By Christopher Berry in newsletter — Oct 14, 2025

Tiny Stories, Hidden Games

This week: TinyStories, TeachLM, social sycophancy, anti-scheming, hidden games

TinyStories: How Small Can Language Models Be and Still Speak Coherent English?

Around 2.5 million parameters

“In this paper, we introduce TinyStories, a synthetic dataset of short stories that are intended to contain only words that most 3 to 4-year-old children would typically understand, generated by GPT-3.5 and GPT-4. TinyStories is designed to capture the essence of natural language, while reducing its breadth and diversity. Each story consists of 2-3 paragraphs that follow a simple plot and a consistent theme, while the whole dataset aims to span the vocabulary and the factual knowledge base of a 3-4 year old child.”

“Our main contribution is that we show TinyStories can be used to train and evaluate SLMs2 that are much smaller than the state-of-the-art models (below 10 million parameters with an embedding dimension of 256), or have much simpler architectures (with only one transformer block), yet still produce a diverse set of fluent and consistent stories that are comparable or superior to those generated by larger and more complex models. Moreover, despite of the small size of the models, we still observe an emergence of reasoning capabilities, knowledge of general facts and ability to follow certain instructions.”

“Finally, we have presented initial findings which point to the roles of width vs. depth in the intellectual capabilities of generative networks, which suggest that width is more important for capturing factual knowledge whereas depth is more important for contextual tracking.”

Eldan, R., & Li, Y. (2023). Tinystories: How small can language models be and still speak coherent english?. arXiv preprint arXiv:2305.07759.

https://arxiv.org/abs/2305.07759

TeachLM: Post-Training LLMs for Education Using Authentic Learning Data

Tutoring is an entirely different state from helpful assisting

“In his seminal 1984 study, educational psychologist Benjamin Bloom demonstrated that one-on-one tutoring can yield learning gains two standard deviations above those achieved through traditional classroom instruction [1].”

“A fundamental issue with LLMs is that they have been optimized to act as “helpful assistants” that maximize productivity and minimize cognitive labor [12–20]. This contrasts with the natural friction that expert teachers introduce into learning (for example, by withholding the right answer and prompting students to first attempt a response) [21–23]. Effective tutoring also requires dynamic adaptation to learners’ states of mind as opposed to one-size-fits-all instructional designs [24]. This tendency toward friction minimization and sycophantic behavior—prioritizing compliance over pedagogy—is systematically encoded in model parameters through supervised fine-tuning [12] and reinforcement learning from human feedback (RLHF) [25, 26]. These processes rely on datasets produced by human annotators instructed to provide responses that maximize completeness while minimizing the number of conversational turns [15].”

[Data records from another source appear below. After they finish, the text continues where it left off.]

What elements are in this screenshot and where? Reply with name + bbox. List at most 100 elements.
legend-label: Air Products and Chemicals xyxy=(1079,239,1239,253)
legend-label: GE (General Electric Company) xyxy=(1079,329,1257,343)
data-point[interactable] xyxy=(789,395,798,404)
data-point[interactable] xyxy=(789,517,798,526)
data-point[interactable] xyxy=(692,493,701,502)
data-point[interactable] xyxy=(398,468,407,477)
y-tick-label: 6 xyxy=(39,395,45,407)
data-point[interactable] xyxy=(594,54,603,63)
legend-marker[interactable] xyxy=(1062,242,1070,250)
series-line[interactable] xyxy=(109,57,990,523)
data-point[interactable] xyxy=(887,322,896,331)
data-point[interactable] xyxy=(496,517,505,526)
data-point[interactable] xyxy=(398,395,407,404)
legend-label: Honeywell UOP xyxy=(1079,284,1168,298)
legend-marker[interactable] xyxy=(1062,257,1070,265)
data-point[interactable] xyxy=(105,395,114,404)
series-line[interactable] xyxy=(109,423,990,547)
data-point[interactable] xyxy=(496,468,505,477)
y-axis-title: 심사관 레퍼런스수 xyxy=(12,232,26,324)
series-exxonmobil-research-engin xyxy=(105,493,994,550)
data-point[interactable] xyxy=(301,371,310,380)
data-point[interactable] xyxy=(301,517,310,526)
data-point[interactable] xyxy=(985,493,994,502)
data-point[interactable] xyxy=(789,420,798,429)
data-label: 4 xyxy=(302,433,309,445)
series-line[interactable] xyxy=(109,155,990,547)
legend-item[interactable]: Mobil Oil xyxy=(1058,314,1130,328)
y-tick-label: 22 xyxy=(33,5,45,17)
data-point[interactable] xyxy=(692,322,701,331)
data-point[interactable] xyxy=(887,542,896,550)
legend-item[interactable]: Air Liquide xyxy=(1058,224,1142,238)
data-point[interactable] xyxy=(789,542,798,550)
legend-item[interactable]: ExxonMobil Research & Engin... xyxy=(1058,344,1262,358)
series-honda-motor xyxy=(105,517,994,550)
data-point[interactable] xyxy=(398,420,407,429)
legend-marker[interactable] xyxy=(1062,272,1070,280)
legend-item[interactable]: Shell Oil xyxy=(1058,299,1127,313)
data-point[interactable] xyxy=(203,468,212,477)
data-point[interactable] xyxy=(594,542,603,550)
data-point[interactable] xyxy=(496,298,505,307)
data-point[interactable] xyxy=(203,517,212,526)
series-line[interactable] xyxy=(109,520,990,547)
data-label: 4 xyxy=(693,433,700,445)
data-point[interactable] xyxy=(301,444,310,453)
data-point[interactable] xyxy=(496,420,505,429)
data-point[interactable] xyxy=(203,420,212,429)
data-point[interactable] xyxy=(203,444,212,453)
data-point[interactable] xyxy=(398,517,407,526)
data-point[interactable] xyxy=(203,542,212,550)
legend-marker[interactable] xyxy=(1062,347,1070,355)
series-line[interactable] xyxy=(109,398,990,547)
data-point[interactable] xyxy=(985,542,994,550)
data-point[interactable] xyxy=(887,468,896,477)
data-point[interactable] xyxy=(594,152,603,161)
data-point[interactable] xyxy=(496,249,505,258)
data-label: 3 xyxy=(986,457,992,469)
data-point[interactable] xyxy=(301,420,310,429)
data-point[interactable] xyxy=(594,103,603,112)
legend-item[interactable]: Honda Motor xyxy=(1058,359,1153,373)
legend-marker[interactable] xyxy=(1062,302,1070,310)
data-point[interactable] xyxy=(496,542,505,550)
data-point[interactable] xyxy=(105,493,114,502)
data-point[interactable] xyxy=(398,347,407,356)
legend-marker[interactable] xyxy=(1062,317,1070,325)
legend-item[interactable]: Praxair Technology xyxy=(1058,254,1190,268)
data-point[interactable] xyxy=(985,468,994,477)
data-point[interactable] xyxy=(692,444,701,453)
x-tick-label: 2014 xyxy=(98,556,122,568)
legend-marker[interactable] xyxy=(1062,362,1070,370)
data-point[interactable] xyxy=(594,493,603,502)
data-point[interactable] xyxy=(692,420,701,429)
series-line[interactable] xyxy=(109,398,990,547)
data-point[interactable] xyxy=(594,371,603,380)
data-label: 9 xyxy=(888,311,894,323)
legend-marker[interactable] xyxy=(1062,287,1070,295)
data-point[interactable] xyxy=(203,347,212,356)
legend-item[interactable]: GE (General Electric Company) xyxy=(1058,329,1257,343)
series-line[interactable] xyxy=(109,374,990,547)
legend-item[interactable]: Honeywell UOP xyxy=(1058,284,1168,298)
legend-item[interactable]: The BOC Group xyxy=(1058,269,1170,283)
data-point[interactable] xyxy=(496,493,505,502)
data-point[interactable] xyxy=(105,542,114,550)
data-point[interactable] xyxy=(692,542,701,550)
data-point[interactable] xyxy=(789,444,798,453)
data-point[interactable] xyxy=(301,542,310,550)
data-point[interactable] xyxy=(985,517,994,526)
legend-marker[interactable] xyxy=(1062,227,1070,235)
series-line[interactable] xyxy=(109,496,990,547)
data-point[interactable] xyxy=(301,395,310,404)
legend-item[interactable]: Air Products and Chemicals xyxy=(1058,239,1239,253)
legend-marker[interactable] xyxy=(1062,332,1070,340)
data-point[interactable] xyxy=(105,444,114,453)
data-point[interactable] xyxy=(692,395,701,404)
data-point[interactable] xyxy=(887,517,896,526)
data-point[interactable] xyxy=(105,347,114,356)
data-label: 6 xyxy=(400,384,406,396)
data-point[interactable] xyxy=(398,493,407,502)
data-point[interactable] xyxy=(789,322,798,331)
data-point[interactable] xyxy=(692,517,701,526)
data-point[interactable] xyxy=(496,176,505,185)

“Our early efforts focused on establishing the simple, measurable benchmarks outlined in this report, but more sophisticated evaluations are needed to capture the full richness of human pedagogy. Specifically, we will prioritize creating benchmarks that capture the nuances of longitudinal interactions between students and tutors. These types of interactions are only possible over extended periods of time and are critical in fostering rapport and driving tangible learning outcomes.”

Perczel, J., Chow, J., & Demszky, D. (2025). TeachLM: Post-Training LLMs for Education Using Authentic Learning Data. arXiv preprint arXiv:2510.05087.

https://arxiv.org/abs/2510.05087

Love to see anybody building off Goffman!

“Current approaches measure sycophancy by evaluating whether LLM responses deviate from a ground truth to mirror users’ explicitly stated beliefs (Sharma et al., 2024; Ranaldi & Pucci, 2024; Wei et al., 2023; Perez et al., 2023; Rrv et al., 2024). But such measurements apply only to explicit statements (e.g., “I think Nice is the capital of France.”) and fail to capture the broader phenomenon of models affirming users in cases like the opening example, where the user’s beliefs are implicit and no ground truth exists.”

“Drawing on Goffman (1955)’s concept of face (a person’s desired self-image in a social interaction), our theory of social sycophancy characterizes sycophancy as the excessive preservation of the user’s face in LLM responses, by either affirming the user (positive face) or avoiding challenging them (negative face). This theory encompasses existing sycophancy definitions (Table 1), enables capturing new dimensions of sycophancy, and motivates a new benchmark ELEPHANT. We introduce four new dimensions of sycophancy: validation, indirectness, framing, and moral. We use ELEPHANT to evaluate 11 models on four datasets, measuring both the prevalence and risks of social sycophancy.”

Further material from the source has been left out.